The next two weeks (the time remained until the dead line) will be used to write the documentation and to do some look changes, according to the code reviews received from the Kate community. Also, I will write some tests. Writing automatic tests for the folding is not such an easy task because you have to check a lot of stuff: the highlight, the folding sign, the folded lines, the line that remains visible and other things. And there are so many languages that act differently. That’s why I preferred to do the tests manually, so far. Anyway, I will write some units that will test the bases of the code folding, like number of lines left after a folding or some delete/insert operations occurred.

I consider this project a success and I hope that the Kate team has no regrets for choosing me for this GSoC season. :)

Enjoy Kate’s new code folding! ;)

Adrian

8 thoughts on “GSoC – Kate Code Folding (Bug-less)”

  1. > I feel pretty bad about that, because I enjoy it and I love working on Kate.

    Well, we hope you continue to contribute. GSoC is just an way to lower the barrier to getting started after all :-)

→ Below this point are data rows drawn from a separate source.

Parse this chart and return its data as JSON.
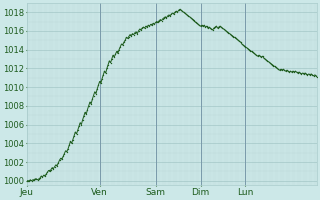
{
  "background_color": "#cce8e8",
  "plot_bg_color": "#cce8e8",
  "line_color": "#1e5c1e",
  "marker_color": "#1e5c1e",
  "grid_major_color": "#aacccc",
  "grid_minor_color": "#bcd8d8",
  "day_line_color": "#7a9aaa",
  "tick_label_color": "#1e5c1e",
  "x_labels": [
    "Jeu",
    "Ven",
    "Sam",
    "Dim",
    "Lun"
  ],
  "ylim": [
    999.5,
    1019.0
  ],
  "yticks": [
    1000,
    1002,
    1004,
    1006,
    1008,
    1010,
    1012,
    1014,
    1016,
    1018
  ],
  "pressure_data": [
    1000.0,
    1000.0,
    1000.0,
    1000.1,
    1000.0,
    1000.1,
    1000.1,
    1000.2,
    1000.2,
    1000.1,
    1000.2,
    1000.3,
    1000.5,
    1000.4,
    1000.6,
    1000.5,
    1000.7,
    1000.9,
    1001.1,
    1001.0,
    1001.2,
    1001.4,
    1001.3,
    1001.5,
    1001.7,
    1001.6,
    1001.9,
    1002.2,
    1002.4,
    1002.3,
    1002.6,
    1002.9,
    1003.2,
    1003.1,
    1003.4,
    1003.8,
    1004.2,
    1004.0,
    1004.4,
    1004.8,
    1005.2,
    1005.0,
    1005.4,
    1005.8,
    1006.2,
    1006.0,
    1006.5,
    1006.9,
    1007.3,
    1007.1,
    1007.6,
    1008.0,
    1008.4,
    1008.2,
    1008.7,
    1009.1,
    1009.5,
    1009.3,
    1009.8,
    1010.2,
    1010.6,
    1010.4,
    1010.9,
    1011.3,
    1011.7,
    1011.5,
    1012.0,
    1012.4,
    1012.8,
    1012.6,
    1013.0,
    1013.4,
    1013.2,
    1013.5,
    1013.8,
    1013.6,
    1014.0,
    1014.3,
    1014.6,
    1014.5,
    1014.8,
    1015.0,
    1015.3,
    1015.2,
    1015.4,
    1015.6,
    1015.5,
    1015.7,
    1015.6,
    1015.8,
    1015.9,
    1015.7,
    1016.0,
    1016.2,
    1016.1,
    1016.3,
    1016.4,
    1016.3,
    1016.5,
    1016.4,
    1016.6,
    1016.5,
    1016.7,
    1016.6,
    1016.8,
    1016.7,
    1016.9,
    1017.0,
    1016.9,
    1017.1,
    1017.2,
    1017.1,
    1017.3,
    1017.4,
    1017.5,
    1017.4,
    1017.6,
    1017.7,
    1017.6,
    1017.8,
    1017.9,
    1017.8,
    1018.0,
    1018.1,
    1018.0,
    1018.2,
    1018.3,
    1018.2,
    1018.1,
    1018.0,
    1017.9,
    1017.8,
    1017.7,
    1017.6,
    1017.5,
    1017.4,
    1017.3,
    1017.2,
    1017.1,
    1016.9,
    1016.8,
    1016.7,
    1016.6,
    1016.5,
    1016.6,
    1016.5,
    1016.6,
    1016.4,
    1016.5,
    1016.3,
    1016.4,
    1016.3,
    1016.2,
    1016.1,
    1016.3,
    1016.4,
    1016.5,
    1016.3,
    1016.4,
    1016.5,
    1016.4,
    1016.3,
    1016.2,
    1016.1,
    1016.0,
    1015.9,
    1015.8,
    1015.7,
    1015.6,
    1015.5,
    1015.4,
    1015.3,
    1015.2,
    1015.1,
    1015.0,
    1014.9,
    1014.8,
    1014.6,
    1014.5,
    1014.4,
    1014.3,
    1014.2,
    1014.1,
    1014.0,
    1013.9,
    1013.8,
    1013.7,
    1013.6,
    1013.5,
    1013.4,
    1013.3,
    1013.4,
    1013.3,
    1013.2,
    1013.3,
    1013.1,
    1013.0,
    1012.9,
    1012.8,
    1012.7,
    1012.6,
    1012.5,
    1012.4,
    1012.3,
    1012.2,
    1012.1,
    1012.0,
    1011.9,
    1011.8,
    1011.9,
    1011.8,
    1011.9,
    1011.8,
    1011.7,
    1011.8,
    1011.7,
    1011.6,
    1011.7,
    1011.6,
    1011.7,
    1011.6,
    1011.7,
    1011.6,
    1011.5,
    1011.6,
    1011.5,
    1011.4,
    1011.5,
    1011.4,
    1011.5,
    1011.4,
    1011.3,
    1011.4,
    1011.3,
    1011.4,
    1011.3,
    1011.2,
    1011.3,
    1011.2,
    1011.1
  ]
}
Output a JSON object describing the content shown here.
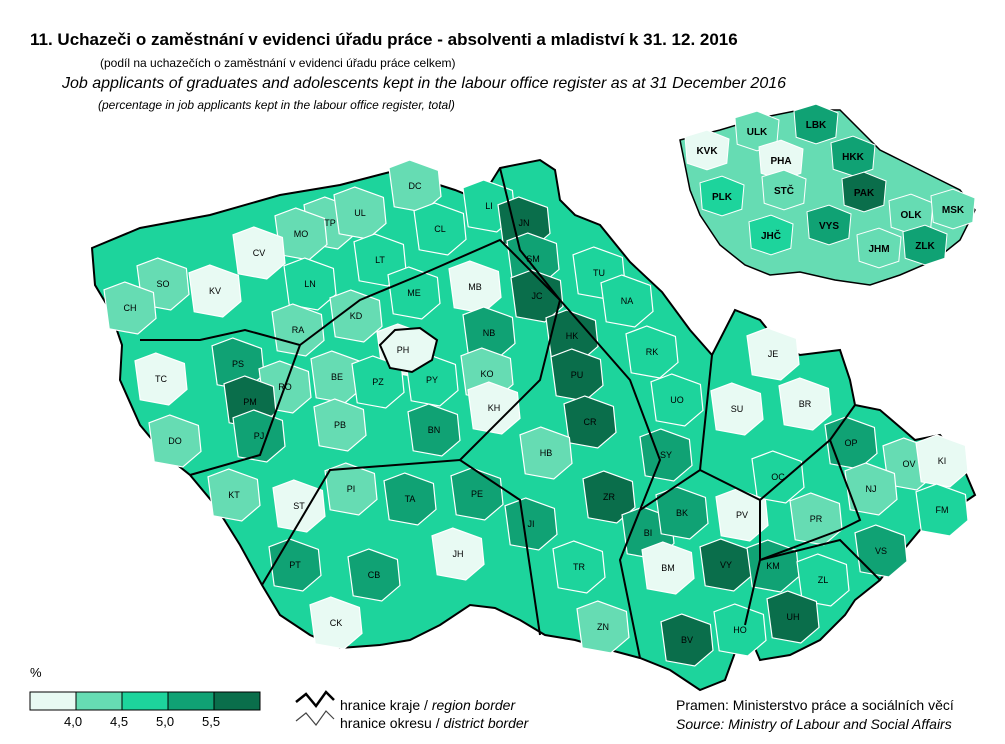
{
  "title": "11. Uchazeči o zaměstnání v evidenci úřadu práce - absolventi a mladiství k 31. 12. 2016",
  "subtitle_cz": "(podíl na uchazečích o zaměstnání v evidenci úřadu práce celkem)",
  "title_en": "Job applicants of graduates and adolescents kept in the labour office register as at 31 December 2016",
  "subtitle_en": "(percentage in job applicants kept in the labour office register, total)",
  "colors": {
    "class1": "#e8faf3",
    "class2": "#66dcb3",
    "class3": "#1dd49c",
    "class4": "#10a274",
    "class5": "#0a6e4b",
    "border": "#555555"
  },
  "legend": {
    "unit": "%",
    "breaks": [
      "4,0",
      "4,5",
      "5,0",
      "5,5"
    ],
    "region_border_cz": "hranice kraje /",
    "region_border_en": "region border",
    "district_border_cz": "hranice okresu /",
    "district_border_en": "district border"
  },
  "source_cz": "Pramen: Ministerstvo práce a sociálních věcí",
  "source_en": "Source: Ministry of Labour and Social Affairs",
  "districts": [
    {
      "code": "DC",
      "class": 2
    },
    {
      "code": "TP",
      "class": 2
    },
    {
      "code": "UL",
      "class": 2
    },
    {
      "code": "MO",
      "class": 2
    },
    {
      "code": "CV",
      "class": 1
    },
    {
      "code": "LT",
      "class": 3
    },
    {
      "code": "LN",
      "class": 3
    },
    {
      "code": "SO",
      "class": 2
    },
    {
      "code": "KV",
      "class": 1
    },
    {
      "code": "CH",
      "class": 2
    },
    {
      "code": "CL",
      "class": 3
    },
    {
      "code": "LI",
      "class": 3
    },
    {
      "code": "JN",
      "class": 5
    },
    {
      "code": "SM",
      "class": 4
    },
    {
      "code": "TU",
      "class": 3
    },
    {
      "code": "NA",
      "class": 3
    },
    {
      "code": "MB",
      "class": 1
    },
    {
      "code": "JC",
      "class": 5
    },
    {
      "code": "ME",
      "class": 3
    },
    {
      "code": "KD",
      "class": 2
    },
    {
      "code": "RA",
      "class": 2
    },
    {
      "code": "PH",
      "class": 1
    },
    {
      "code": "NB",
      "class": 4
    },
    {
      "code": "HK",
      "class": 5
    },
    {
      "code": "RK",
      "class": 3
    },
    {
      "code": "TC",
      "class": 1
    },
    {
      "code": "PS",
      "class": 4
    },
    {
      "code": "RO",
      "class": 2
    },
    {
      "code": "PM",
      "class": 5
    },
    {
      "code": "BE",
      "class": 2
    },
    {
      "code": "PZ",
      "class": 3
    },
    {
      "code": "PY",
      "class": 3
    },
    {
      "code": "KO",
      "class": 2
    },
    {
      "code": "PU",
      "class": 5
    },
    {
      "code": "KH",
      "class": 1
    },
    {
      "code": "DO",
      "class": 2
    },
    {
      "code": "PJ",
      "class": 4
    },
    {
      "code": "PB",
      "class": 2
    },
    {
      "code": "BN",
      "class": 4
    },
    {
      "code": "CR",
      "class": 5
    },
    {
      "code": "UO",
      "class": 3
    },
    {
      "code": "SY",
      "class": 4
    },
    {
      "code": "HB",
      "class": 2
    },
    {
      "code": "KT",
      "class": 2
    },
    {
      "code": "ST",
      "class": 1
    },
    {
      "code": "PI",
      "class": 2
    },
    {
      "code": "TA",
      "class": 4
    },
    {
      "code": "PE",
      "class": 4
    },
    {
      "code": "ZR",
      "class": 5
    },
    {
      "code": "JI",
      "class": 4
    },
    {
      "code": "PT",
      "class": 4
    },
    {
      "code": "CB",
      "class": 4
    },
    {
      "code": "JH",
      "class": 1
    },
    {
      "code": "TR",
      "class": 3
    },
    {
      "code": "CK",
      "class": 1
    },
    {
      "code": "BI",
      "class": 4
    },
    {
      "code": "BK",
      "class": 4
    },
    {
      "code": "BM",
      "class": 1
    },
    {
      "code": "VY",
      "class": 5
    },
    {
      "code": "BV",
      "class": 5
    },
    {
      "code": "HO",
      "class": 3
    },
    {
      "code": "ZN",
      "class": 2
    },
    {
      "code": "JE",
      "class": 1
    },
    {
      "code": "SU",
      "class": 1
    },
    {
      "code": "BR",
      "class": 1
    },
    {
      "code": "OP",
      "class": 4
    },
    {
      "code": "OV",
      "class": 2
    },
    {
      "code": "KI",
      "class": 1
    },
    {
      "code": "OC",
      "class": 3
    },
    {
      "code": "NJ",
      "class": 2
    },
    {
      "code": "FM",
      "class": 3
    },
    {
      "code": "PV",
      "class": 1
    },
    {
      "code": "PR",
      "class": 2
    },
    {
      "code": "KM",
      "class": 4
    },
    {
      "code": "VS",
      "class": 4
    },
    {
      "code": "ZL",
      "class": 3
    },
    {
      "code": "UH",
      "class": 5
    }
  ],
  "regions": [
    {
      "code": "KVK",
      "class": 1
    },
    {
      "code": "ULK",
      "class": 2
    },
    {
      "code": "LBK",
      "class": 4
    },
    {
      "code": "PHA",
      "class": 1
    },
    {
      "code": "HKK",
      "class": 4
    },
    {
      "code": "STČ",
      "class": 2
    },
    {
      "code": "PAK",
      "class": 5
    },
    {
      "code": "PLK",
      "class": 3
    },
    {
      "code": "VYS",
      "class": 4
    },
    {
      "code": "OLK",
      "class": 2
    },
    {
      "code": "MSK",
      "class": 2
    },
    {
      "code": "JHČ",
      "class": 3
    },
    {
      "code": "JHM",
      "class": 2
    },
    {
      "code": "ZLK",
      "class": 4
    }
  ]
}
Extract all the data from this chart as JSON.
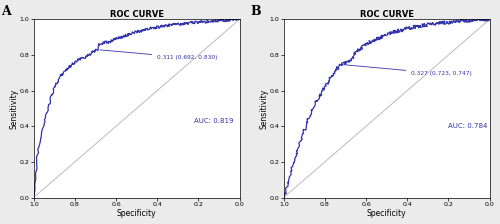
{
  "title": "ROC CURVE",
  "xlabel": "Specificity",
  "ylabel": "Sensitivity",
  "panel_A_label": "A",
  "panel_B_label": "B",
  "auc_A": "AUC: 0.819",
  "auc_B": "AUC: 0.784",
  "opt_A_text": "0.311 (0.692, 0.830)",
  "opt_B_text": "0.327 (0.723, 0.747)",
  "opt_A_fpr": 0.308,
  "opt_A_tpr": 0.83,
  "opt_B_fpr": 0.277,
  "opt_B_tpr": 0.747,
  "curve_color": "#3333AA",
  "diag_color": "#BBBBBB",
  "text_color": "#3333AA",
  "bg_color": "#EBEBEB",
  "plot_bg": "#FFFFFF",
  "xticks": [
    1.0,
    0.8,
    0.6,
    0.4,
    0.2,
    0.0
  ],
  "yticks": [
    0.0,
    0.2,
    0.4,
    0.6,
    0.8,
    1.0
  ]
}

    1. Of course that I will continue my contributions for Kate.
      Actually, a couple of faculty colleagues and members of “The free Open Source Development” came up with a very nice idea. They want to involve some of the participants of this course in some open source projects, like Kate. Me and Diana, former Kate – GSoC participant, will be their mentors during this project. The project would have place this Autumn. I talk to Christoph and he enjoyed the idea. If you will all agree with this idea, I might be a real success. :)
      What do you think? :)

  2. No reason to stop! Sure, perhaps you will have less time, but you can still continue :) I mean, its one of the main goals of the SoC, to get more people into coding, not only during the summer.

    Keep up the good work!

  3. Writing tests is not hard, quite the contrary. The goal is not to write one test which cares for everything. Write small tests which test one thing and test it good….

    /me still hoping you will write some unit tests….

    1. These weeks I’ll do that. :)
      I will send an email on Kate’s mailing list when the first tests will be up.

      1. The first test could be:
        1. insert some c++ text
        2. fold several nested regions
        3. get the state (list of lines + columns)
        4. reload
        5. get the state (list of lines + columns)
        6. compare both states to verify it is still the same

        This test would cover several features / bugs we had in the last time. This test only takes 15 lines of code I guess, so it’s indeed not too hard.

        1. For 3 and 5: Is there a way to access the content of the visible lines? (the lines that are displayed in the editor) ?

          Thanks for the tip Dominik :)
          Adrian

          1. Why do you need to access the visible lines?
            Just save the entire code folding state with the functions saveFoldingState and applyFoldingState. You can declare the test as friend class so it can access the private member variables (the qlists).